More On Slurm Jobs & migration

Job Runtime Environment in Slurm

When a job is submitted, Slurm will store all environment variables in-place at submission time and replicate that environment on the first allocated node where the batch script actually runs.

Additionally, at run time, Slurm will set a number of shell environment variables that relate to the job itself and can be used in the job run. The Slurm documentation’s manpage on sbatch provides an exhaustive guide, but we highlight some useful ones here.

#SBATCH Directives

In line with most batch schedulers, Slurm uses directives in submission scripts to specify job requirements and parameters for a job – the #SBATCH directives. Thus for an MPI task we might typically have:

#SBATCH -p compute
#SBATCH -o runout.%J
#SBATCH -e runerr.%J
#SBATCH --job-name=mpijob
#SBATCH -n 80
#SBATCH --tasks-per-node=40
#SBATCH --exclusive
#SBATCH -t 0-12:00
#SBATCH --mem-per-cpu=4000

Walking through these:

Slurm #SBATCH directive	Description
#SBATCH --partition=compute or #SBATCH -p compute	In Slurm, jobs are submitted to 'partitions'. Despite the naming difference, the concept is the same.
#SBATCH --output=runout.%J or #SBATCH -o runout.%J	File for STDOUT from the job run to be stored in.

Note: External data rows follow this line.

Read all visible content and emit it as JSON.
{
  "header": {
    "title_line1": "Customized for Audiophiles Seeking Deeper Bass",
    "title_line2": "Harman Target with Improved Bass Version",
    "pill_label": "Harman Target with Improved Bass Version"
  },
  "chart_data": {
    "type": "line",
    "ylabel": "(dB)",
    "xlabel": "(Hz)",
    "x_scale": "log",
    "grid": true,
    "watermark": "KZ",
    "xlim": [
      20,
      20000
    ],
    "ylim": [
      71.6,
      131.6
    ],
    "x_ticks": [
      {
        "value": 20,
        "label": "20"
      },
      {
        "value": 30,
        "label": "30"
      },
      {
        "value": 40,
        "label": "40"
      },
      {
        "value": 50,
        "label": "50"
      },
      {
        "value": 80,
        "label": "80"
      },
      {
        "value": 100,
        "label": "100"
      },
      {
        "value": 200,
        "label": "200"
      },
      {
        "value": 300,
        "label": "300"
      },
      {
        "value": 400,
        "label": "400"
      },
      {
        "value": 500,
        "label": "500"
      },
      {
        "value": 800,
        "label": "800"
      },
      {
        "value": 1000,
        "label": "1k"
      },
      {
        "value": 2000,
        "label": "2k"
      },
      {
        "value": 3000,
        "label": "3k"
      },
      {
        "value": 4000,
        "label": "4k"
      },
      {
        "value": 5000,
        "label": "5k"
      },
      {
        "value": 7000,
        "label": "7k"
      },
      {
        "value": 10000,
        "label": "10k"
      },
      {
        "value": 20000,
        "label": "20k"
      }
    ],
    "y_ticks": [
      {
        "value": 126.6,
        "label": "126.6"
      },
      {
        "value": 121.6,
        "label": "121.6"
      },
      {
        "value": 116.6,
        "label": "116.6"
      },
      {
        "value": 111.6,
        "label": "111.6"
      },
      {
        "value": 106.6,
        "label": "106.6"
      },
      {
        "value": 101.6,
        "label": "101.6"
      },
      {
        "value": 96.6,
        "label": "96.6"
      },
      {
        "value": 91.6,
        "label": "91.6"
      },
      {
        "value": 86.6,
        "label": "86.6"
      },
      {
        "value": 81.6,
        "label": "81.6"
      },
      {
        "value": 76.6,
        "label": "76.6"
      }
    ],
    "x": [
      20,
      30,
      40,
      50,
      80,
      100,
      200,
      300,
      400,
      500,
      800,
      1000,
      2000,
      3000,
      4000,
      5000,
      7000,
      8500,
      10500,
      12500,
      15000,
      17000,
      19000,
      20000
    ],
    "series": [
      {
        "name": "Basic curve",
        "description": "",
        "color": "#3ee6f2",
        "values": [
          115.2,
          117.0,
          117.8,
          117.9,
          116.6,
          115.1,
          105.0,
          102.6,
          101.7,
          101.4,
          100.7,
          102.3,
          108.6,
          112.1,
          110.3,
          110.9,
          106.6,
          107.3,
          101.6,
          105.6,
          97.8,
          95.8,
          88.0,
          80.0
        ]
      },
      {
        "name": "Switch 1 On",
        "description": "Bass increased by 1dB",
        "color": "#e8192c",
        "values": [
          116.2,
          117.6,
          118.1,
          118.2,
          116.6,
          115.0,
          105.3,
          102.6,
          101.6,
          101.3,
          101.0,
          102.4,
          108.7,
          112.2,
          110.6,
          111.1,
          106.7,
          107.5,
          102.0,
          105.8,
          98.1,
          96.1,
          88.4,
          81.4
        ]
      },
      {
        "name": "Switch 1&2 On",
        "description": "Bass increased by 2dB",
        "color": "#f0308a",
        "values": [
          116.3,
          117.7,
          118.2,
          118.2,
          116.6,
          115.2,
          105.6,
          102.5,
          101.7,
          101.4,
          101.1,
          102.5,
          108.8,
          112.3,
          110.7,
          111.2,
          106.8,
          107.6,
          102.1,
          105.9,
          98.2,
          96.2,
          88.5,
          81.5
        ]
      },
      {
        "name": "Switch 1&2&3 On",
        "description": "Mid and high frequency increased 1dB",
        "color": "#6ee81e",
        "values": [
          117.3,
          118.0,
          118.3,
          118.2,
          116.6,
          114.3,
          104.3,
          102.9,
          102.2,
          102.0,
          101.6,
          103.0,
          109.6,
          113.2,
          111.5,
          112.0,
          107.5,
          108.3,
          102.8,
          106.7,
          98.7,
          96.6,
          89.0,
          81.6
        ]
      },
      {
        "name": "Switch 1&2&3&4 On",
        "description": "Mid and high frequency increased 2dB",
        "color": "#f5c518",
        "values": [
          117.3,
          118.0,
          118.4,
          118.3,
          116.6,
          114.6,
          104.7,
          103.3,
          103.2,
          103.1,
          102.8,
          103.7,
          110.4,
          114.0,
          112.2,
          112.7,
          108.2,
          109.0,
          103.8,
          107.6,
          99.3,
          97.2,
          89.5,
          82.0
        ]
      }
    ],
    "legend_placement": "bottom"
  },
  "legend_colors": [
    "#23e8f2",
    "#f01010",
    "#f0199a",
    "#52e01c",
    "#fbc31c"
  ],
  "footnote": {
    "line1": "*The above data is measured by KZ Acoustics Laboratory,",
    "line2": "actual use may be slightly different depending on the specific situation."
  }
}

The '%J' to Slurm is replaced with the job number.
#SBATCH --error=runerr.%J or #SBATCH -e runerr.%J	File for STDERR from the job run to be stored in. The '%J' to Slurm is replaced with the job number.
#SBATCH --job-name=mpijob	Job name, useful for monitoring and setting up inter-job dependency.
#SBATCH --ntasks=128 or #SBATCH -n 128	Number of processors required for job.
#SBATCH --tasks-per-node=16	The number of processors (tasks) to run per node.
#SBATCH --exclusive	Exclusive job allocation - i.e. no other users on allocated nodes.
#SBATCH --time=0-12:00 or #SBATCH -t 0-12:00	Maximum runtime of job. Note that it is beneficial to specify this and not leave it at the maximum as it will improve the chances of the scheduler 'back-filling' the job and running it earlier.
#SBATCH --mem-per-cpu=4000	Memory requirements of job. Slurm's memory-based scheduling is more powerful than many schedulers.

Environment Variables

Once an allocation has been scheduled and a job script is started (on the first node of the allocation), Slurm sets a number of shell environment variables that can be used in the script at runtime. Below is a summary of some of the most useful:

Slurm	Description
$SLURM_JOBID	Job ID.
$SLURM_JOB_NODELIST	Nodes allocated to the job i.e. with at least once task on.
$SLURM_ARRAY_TASK_ID	If an array job, then the task index.
$SLURM_JOB_NAME	Job name.
$SLURM_JOB_PARTITION	Partition that the job was submitted to.
$SLURM_JOB_NUM_NODES	Number of nodes allocated to this job.
$SLURM_NTASKS	Number of tasks (processes) allocated to this job.
$SLURM_NTASKS_PER_NODE (Only set if the --ntasks-per-node option is specified)	Number of tasks (processes) per node.
$SLURM_SUBMIT_DIR	Directory in which job was submitted.
$SLURM_SUBMIT_HOST	Host on which job was submitted.
$SLURM_PROC_ID	The process (task) ID within the job. This will start from zero and go up to $SLURM_NTASKS-1.

System Queues & Partitions in Slurm

Please use the sinfo command to see the names of the partitions (queues) to use in your job scripts. If not specified, the default partition will be used for job submissions. sinfo -s will give a more succinct partition list. Please see the Hawk and Sunbird pages for a list of partitions and their descriptions on each system.